As Fong watched, the old Korean seemed to be slipping up to each of his own agents. While they blended well in their chic clothes, expensive haircuts and mirrored sunglasses, they nevertheless stood out from the others in one unavoidable respect: they were all ethnic Chinese.
Each time the old man approached one of Fong's agents, the man lost color.
What could he be telling them? Fong wondered.
Denholm waited for the little man to walk away from Nigel before approaching his friend.
"What did that man say to you, Nigel?"
Nigel's voice was very tight as he replied, "The old dragon said that I had come to the wrong party. Cat is not being served."
"A Korean, without a doubt."
"I respectfully request permission to empty my weapon into the old dragon when the time comes."
"The time," Fong said as he caught a flash of saffron out of one corner of his eye, "has come."

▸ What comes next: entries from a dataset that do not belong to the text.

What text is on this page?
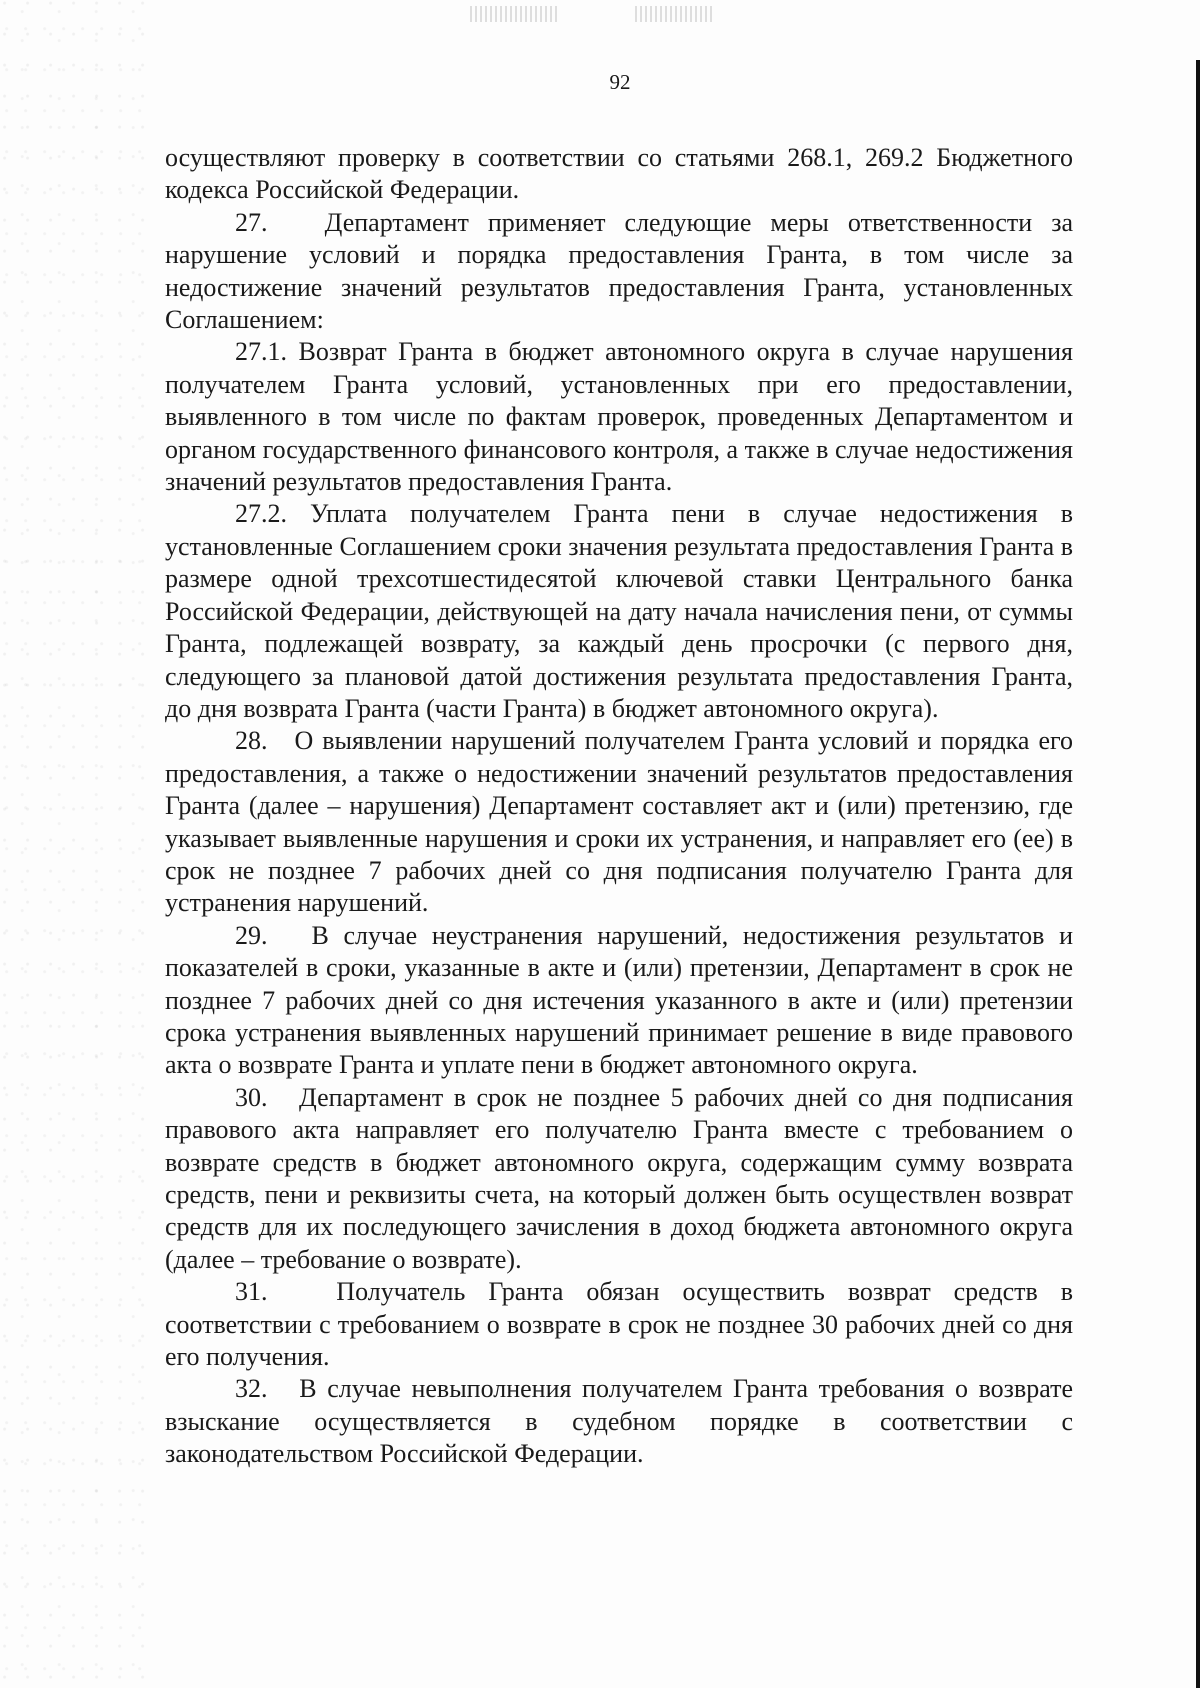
92

осуществляют проверку в соответствии со статьями 268.1, 269.2 Бюджетного кодекса Российской Федерации.

27.   Департамент применяет следующие меры ответственности за нарушение условий и порядка предоставления Гранта, в том числе за недостижение значений результатов предоставления Гранта, установленных Соглашением:

27.1. Возврат Гранта в бюджет автономного округа в случае нарушения получателем Гранта условий, установленных при его предоставлении, выявленного в том числе по фактам проверок, проведенных Департаментом и органом государственного финансового контроля, а также в случае недостижения значений результатов предоставления Гранта.

27.2. Уплата получателем Гранта пени в случае недостижения в установленные Соглашением сроки значения результата предоставления Гранта в размере одной трехсотшестидесятой ключевой ставки Центрального банка Российской Федерации, действующей на дату начала начисления пени, от суммы Гранта, подлежащей возврату, за каждый день просрочки (с первого дня, следующего за плановой датой достижения результата предоставления Гранта, до дня возврата Гранта (части Гранта) в бюджет автономного округа).

28.   О выявлении нарушений получателем Гранта условий и порядка его предоставления, а также о недостижении значений результатов предоставления Гранта (далее – нарушения) Департамент составляет акт и (или) претензию, где указывает выявленные нарушения и сроки их устранения, и направляет его (ее) в срок не позднее 7 рабочих дней со дня подписания получателю Гранта для устранения нарушений.

29.   В случае неустранения нарушений, недостижения результатов и показателей в сроки, указанные в акте и (или) претензии, Департамент в срок не позднее 7 рабочих дней со дня истечения указанного в акте и (или) претензии срока устранения выявленных нарушений принимает решение в виде правового акта о возврате Гранта и уплате пени в бюджет автономного округа.

30.   Департамент в срок не позднее 5 рабочих дней со дня подписания правового акта направляет его получателю Гранта вместе с требованием о возврате средств в бюджет автономного округа, содержащим сумму возврата средств, пени и реквизиты счета, на который должен быть осуществлен возврат средств для их последующего зачисления в доход бюджета автономного округа (далее – требование о возврате).

31.   Получатель Гранта обязан осуществить возврат средств в соответствии с требованием о возврате в срок не позднее 30 рабочих дней со дня его получения.

32.   В случае невыполнения получателем Гранта требования о возврате взыскание осуществляется в судебном порядке в соответствии с законодательством Российской Федерации.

Squirrelly Chicane stepped onto the veranda overlooking the beach. She wore the saffron robes of a high lama. On her head, leaning forward drunkenly, perched one of those conical lama hats that resembled a horn of plenty.
"Is everybody having a great time?" she called out, trying to hold the hornlike hat in place.
"Yes!"
Squirrelly hoisted her Oscar high. "Am I the Bunji Lama?"
"Yes!"
"Am I the Bunjiest Lama that ever was?"
"Yes, you are, Squirrelly!" the crowd cried out.